Jeanine RIVAIS. Critique d’Art et artiste

 

 

Les portraits de Bernard Thomas-Roudeix
Par Jeanine RIVAIS

Des études aux Beaux-arts, la restauration de monuments historiques, la dépose de peintures murales... autant d'éléments qui, pendant longtemps, ont entraîné Thomas-Roudeix vers une expression picturale très structurée. Chaissac, Dubuffet, venus contrebalancer ces tiraillements passéistes. Cobra, Mai 68, l'ombre de Bacon et les expressionnistes qui lui ont «appris» à se libérer ; résoudre ses questionnements en s'exprimant de manière directe et spontanée ; évoluer dans son travail en changeant de mentalité ; faire se rejoindre -enfin- des idées opposées dans lesquelles il se sente à l'aise.

Telle a été la longue liste de problèmes qu'a dû résoudre l'artiste avant d'en venir à son oeuvre actuelle, plutôt figurative sans être réaliste ni anecdotique ; mais sans rejeter l'abstrait ; très personnelle en tous cas, et bien installée dans l'esprit de son époque ! Une oeuvre où, à force de fouir, Thomas-Roudeix a fini par gagner le «centre» géographique de la toile, et y «installer» ses «portraits» ! Figures étranges et terribles presque toujours chauves et amputées de l'oeil gauche, de la moitié gauche du visage réduite au point d'interrogation inversé d'une larme, ou peinte en creux de couleurs sombres d'où émergent de possibles chemins menant à de fantomatiques maisons minuscules, situées sur l'un des horizons qui linéarisent chaque toile.

Cette négation d'un demi- visage s'oppose à la lente élaboration de l'autre, fait de lourds empâtements pellucides ; évoquant des épidermes atrophiés ou des viscères empilés ; griffés de longues stries transversales ; peints de pommettes barrées de toute une insensée géométrie d'où s'échappe un escalier montant vers le cerveau... De là, part forcément une spirale gribouillée d'un geste rageur impliquant la transgression, la tentation d'échapper à ses limites car chaque visage est strictement inscrit dans un cadre ! Carte d'identité ? Téléviseur ? Ou simplement chevelure rigide ? Quel qu'en soit le sens, ce cerne épais et monochrome renforce par sa cohérence et sa banalité, l'intention de l'artiste de restaurer un équilibre ; mais amplifie par contraste l'anomalie du visage, le manichéisme de la dualité ombre/lumière, la connotation malsaine de ce faciès tordu, la restriction absolue de l'espace qui lui est dévolu par rapport à l'immensité de la toile.

Seul dépasse du cadre le cou, oblique par rapport à la tête, et émergeant du vêtement sombre, comme un moignon qui se retournerait pour clore la bouche de travers ou pincer le nez crochu !

Le reste du corps de cette sorte de Golem inachevé se résorbe dans les couleurs du fond ! Car chez Thomas-Roudeix, le fond est structuré à l'extrême : le partageant naguère en deux plages horizontales, le peintre s'en accorde désormais trois bien distinctes : la partie haute souvent enduite de sable teint ; faite de larges traces appliquées à gros traits de pinceaux ; ne participant jamais du visage ; y créant, au contraire, le paradoxe, car cet aspect volontairement flou contribue à le mettre en relief.
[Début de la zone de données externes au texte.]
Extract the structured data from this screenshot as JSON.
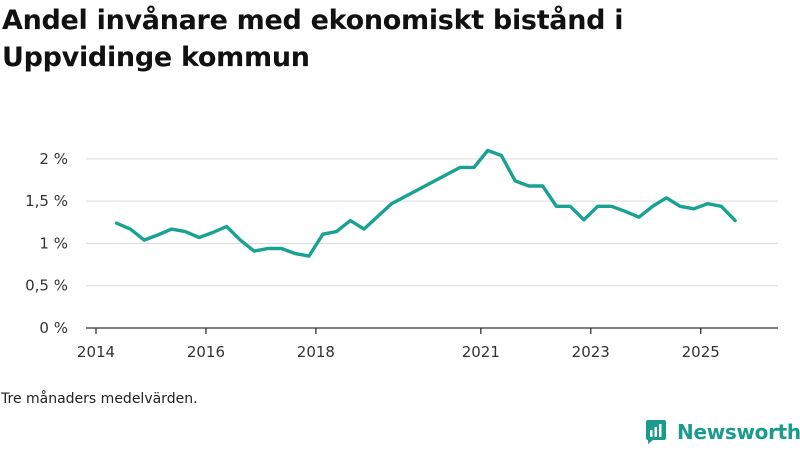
{
  "title": "Andel invånare med ekonomiskt bistånd i Uppvidinge kommun",
  "note": "Tre månaders medelvärden.",
  "brand": {
    "name": "Newsworthy",
    "icon": "newsworthy-logo-icon",
    "color": "#1a9b8c"
  },
  "colors": {
    "line": "#17a292",
    "grid": "#dddddd",
    "axis": "#333333"
  },
  "chart_data": {
    "type": "line",
    "title": "Andel invånare med ekonomiskt bistånd i Uppvidinge kommun",
    "xlabel": "",
    "ylabel": "",
    "ylim": [
      0,
      2.2
    ],
    "xlim": [
      2014,
      2026.2
    ],
    "grid": true,
    "y_ticks": [
      {
        "value": 0,
        "label": "0 %"
      },
      {
        "value": 0.5,
        "label": "0,5 %"
      },
      {
        "value": 1,
        "label": "1 %"
      },
      {
        "value": 1.5,
        "label": "1,5 %"
      },
      {
        "value": 2,
        "label": "2 %"
      }
    ],
    "x_ticks": [
      {
        "value": 2014,
        "label": "2014"
      },
      {
        "value": 2016,
        "label": "2016"
      },
      {
        "value": 2018,
        "label": "2018"
      },
      {
        "value": 2021,
        "label": "2021"
      },
      {
        "value": 2023,
        "label": "2023"
      },
      {
        "value": 2025,
        "label": "2025"
      }
    ],
    "series": [
      {
        "name": "Andel invånare med ekonomiskt bistånd",
        "x": [
          2014.375,
          2014.625,
          2014.875,
          2015.125,
          2015.375,
          2015.625,
          2015.875,
          2016.125,
          2016.375,
          2016.625,
          2016.875,
          2017.125,
          2017.375,
          2017.625,
          2017.875,
          2018.125,
          2018.375,
          2018.625,
          2018.875,
          2019.375,
          2020.625,
          2020.875,
          2021.125,
          2021.375,
          2021.625,
          2021.875,
          2022.125,
          2022.375,
          2022.625,
          2022.875,
          2023.125,
          2023.375,
          2023.625,
          2023.875,
          2024.125,
          2024.375,
          2024.625,
          2024.875,
          2025.125,
          2025.375,
          2025.625
        ],
        "values": [
          1.24,
          1.17,
          1.04,
          1.1,
          1.17,
          1.14,
          1.07,
          1.13,
          1.2,
          1.04,
          0.91,
          0.94,
          0.94,
          0.88,
          0.85,
          1.11,
          1.14,
          1.27,
          1.17,
          1.47,
          1.9,
          1.9,
          2.1,
          2.04,
          1.74,
          1.68,
          1.68,
          1.44,
          1.44,
          1.28,
          1.44,
          1.44,
          1.38,
          1.31,
          1.44,
          1.54,
          1.44,
          1.41,
          1.47,
          1.44,
          1.27
        ]
      }
    ]
  }
}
La partie «basse» générée par l'effacement progressif des corps, peinte de couleurs sales sur lesquelles Thomas-Roudeix plaque parfois une frise de petits portraits -des variantes du portrait central ? accentuant de ce fait le malaise que provoque toujours chez le spectateur ce qui est «anormal» ! Et puis la zone intermédiaire. Intercalée comme une idée fixe, elle est la plus révélatrice de l'angoisse qu'éprouve l'artiste, de se laisser entraîner vers des vertiges incontrôlés ! Il s'y «rapproche» de la toile ; dessine brin à brin une herbe obsessionnelle accumule tel un coin de marigot tari, une «terre» craquelée de crevasses sinueuses ; ajoute éventuellement des éléments extérieurs (grillages...) ; supprime la profondeur pour ne créer qu'un aplat absolu. De sorte que la démarche de Thomas-Roudeix pourrait se résumer en un voyage aller, partant d'un personnage «existant», peu à peu désintégré pour l'emmener vers la viscéralité usant d'éléments de désordre (zébrures, griffures...), amorçant un long et talentueux travail de déstructuration, d'éclatement, de pétrissement de la matière...
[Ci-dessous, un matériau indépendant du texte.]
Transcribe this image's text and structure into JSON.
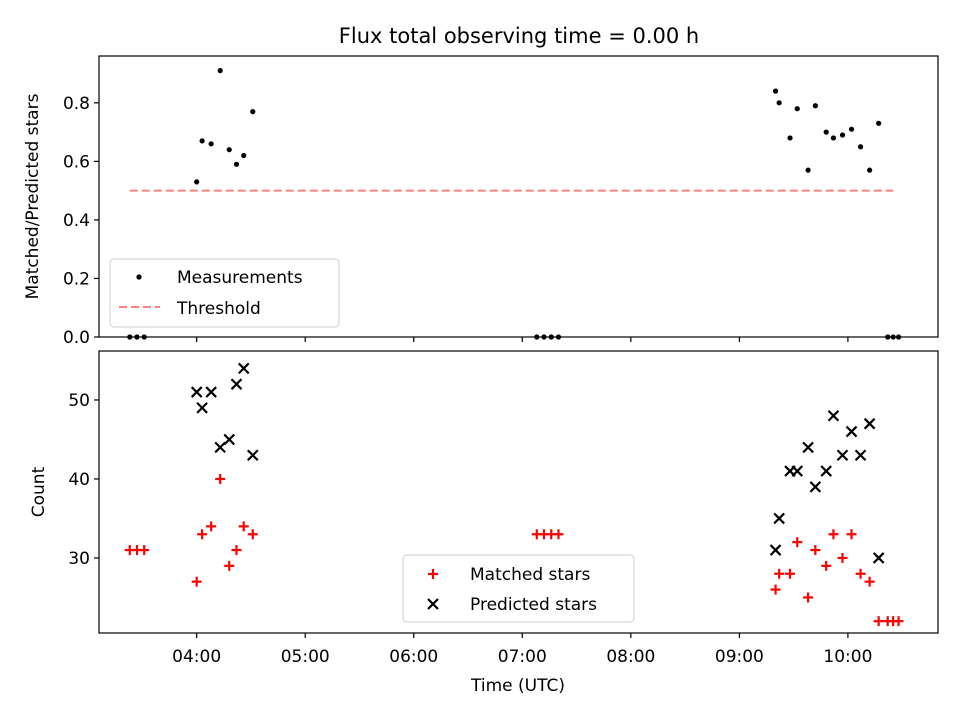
{
  "figure": {
    "title": "Flux total observing time = 0.00 h",
    "xlabel": "Time (UTC)",
    "x_ticks": [
      "04:00",
      "05:00",
      "06:00",
      "07:00",
      "08:00",
      "09:00",
      "10:00"
    ],
    "x_tick_hours": [
      4,
      5,
      6,
      7,
      8,
      9,
      10
    ],
    "xlim_hours": [
      3.1,
      10.83
    ]
  },
  "chart_data": [
    {
      "type": "scatter",
      "title": "Flux total observing time = 0.00 h",
      "xlabel": "",
      "ylabel": "Matched/Predicted stars",
      "ylim": [
        0,
        0.96
      ],
      "y_ticks": [
        0.0,
        0.2,
        0.4,
        0.6,
        0.8
      ],
      "y_tick_labels": [
        "0.0",
        "0.2",
        "0.4",
        "0.6",
        "0.8"
      ],
      "legend_placement": "lower-left",
      "series": [
        {
          "name": "Measurements",
          "kind": "scatter",
          "color": "#000000",
          "x": [
            "03:23",
            "03:27",
            "03:31",
            "04:00",
            "04:03",
            "04:08",
            "04:13",
            "04:18",
            "04:22",
            "04:26",
            "04:31",
            "07:08",
            "07:12",
            "07:16",
            "07:20",
            "09:20",
            "09:22",
            "09:28",
            "09:32",
            "09:38",
            "09:42",
            "09:48",
            "09:52",
            "09:57",
            "10:02",
            "10:07",
            "10:12",
            "10:17",
            "10:22",
            "10:25",
            "10:28"
          ],
          "y": [
            0.0,
            0.0,
            0.0,
            0.53,
            0.67,
            0.66,
            0.91,
            0.64,
            0.59,
            0.62,
            0.77,
            0.0,
            0.0,
            0.0,
            0.0,
            0.84,
            0.8,
            0.68,
            0.78,
            0.57,
            0.79,
            0.7,
            0.68,
            0.69,
            0.71,
            0.65,
            0.57,
            0.73,
            0.0,
            0.0,
            0.0
          ]
        },
        {
          "name": "Threshold",
          "kind": "line",
          "style": "dashed",
          "color": "#ff7f7f",
          "x": [
            "03:23",
            "10:25"
          ],
          "y": [
            0.5,
            0.5
          ]
        }
      ]
    },
    {
      "type": "scatter",
      "xlabel": "Time (UTC)",
      "ylabel": "Count",
      "ylim": [
        20.5,
        56.2
      ],
      "y_ticks": [
        30,
        40,
        50
      ],
      "y_tick_labels": [
        "30",
        "40",
        "50"
      ],
      "legend_placement": "lower-center",
      "series": [
        {
          "name": "Matched stars",
          "marker": "plus",
          "color": "#ff0000",
          "x": [
            "03:23",
            "03:27",
            "03:31",
            "04:00",
            "04:03",
            "04:08",
            "04:13",
            "04:18",
            "04:22",
            "04:26",
            "04:31",
            "07:08",
            "07:12",
            "07:16",
            "07:20",
            "09:20",
            "09:22",
            "09:28",
            "09:32",
            "09:38",
            "09:42",
            "09:48",
            "09:52",
            "09:57",
            "10:02",
            "10:07",
            "10:12",
            "10:17",
            "10:22",
            "10:25",
            "10:28"
          ],
          "y": [
            31,
            31,
            31,
            27,
            33,
            34,
            40,
            29,
            31,
            34,
            33,
            33,
            33,
            33,
            33,
            26,
            28,
            28,
            32,
            25,
            31,
            29,
            33,
            30,
            33,
            28,
            27,
            22,
            22,
            22,
            22
          ]
        },
        {
          "name": "Predicted stars",
          "marker": "x",
          "color": "#000000",
          "x": [
            "04:00",
            "04:03",
            "04:08",
            "04:13",
            "04:18",
            "04:22",
            "04:26",
            "04:31",
            "09:20",
            "09:22",
            "09:28",
            "09:32",
            "09:38",
            "09:42",
            "09:48",
            "09:52",
            "09:57",
            "10:02",
            "10:07",
            "10:12",
            "10:17"
          ],
          "y": [
            51,
            49,
            51,
            44,
            45,
            52,
            54,
            43,
            31,
            35,
            41,
            41,
            44,
            39,
            41,
            48,
            43,
            46,
            43,
            47,
            30
          ]
        }
      ]
    }
  ]
}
Au moment où sa névrose semble irréversible, il effectue un retour au cours duquel il assène sa rigueur et ses géométries, sa volonté de retrouver la maîtrise de ses imaginations inconscientes... Un curieux jeu d'à qui perd gagne face auquel le spectateur se demande sans arrêt laquelle, de la tête du peintre ou de la toile engendrant ses fantasmes, a chaque fois le dernier mot!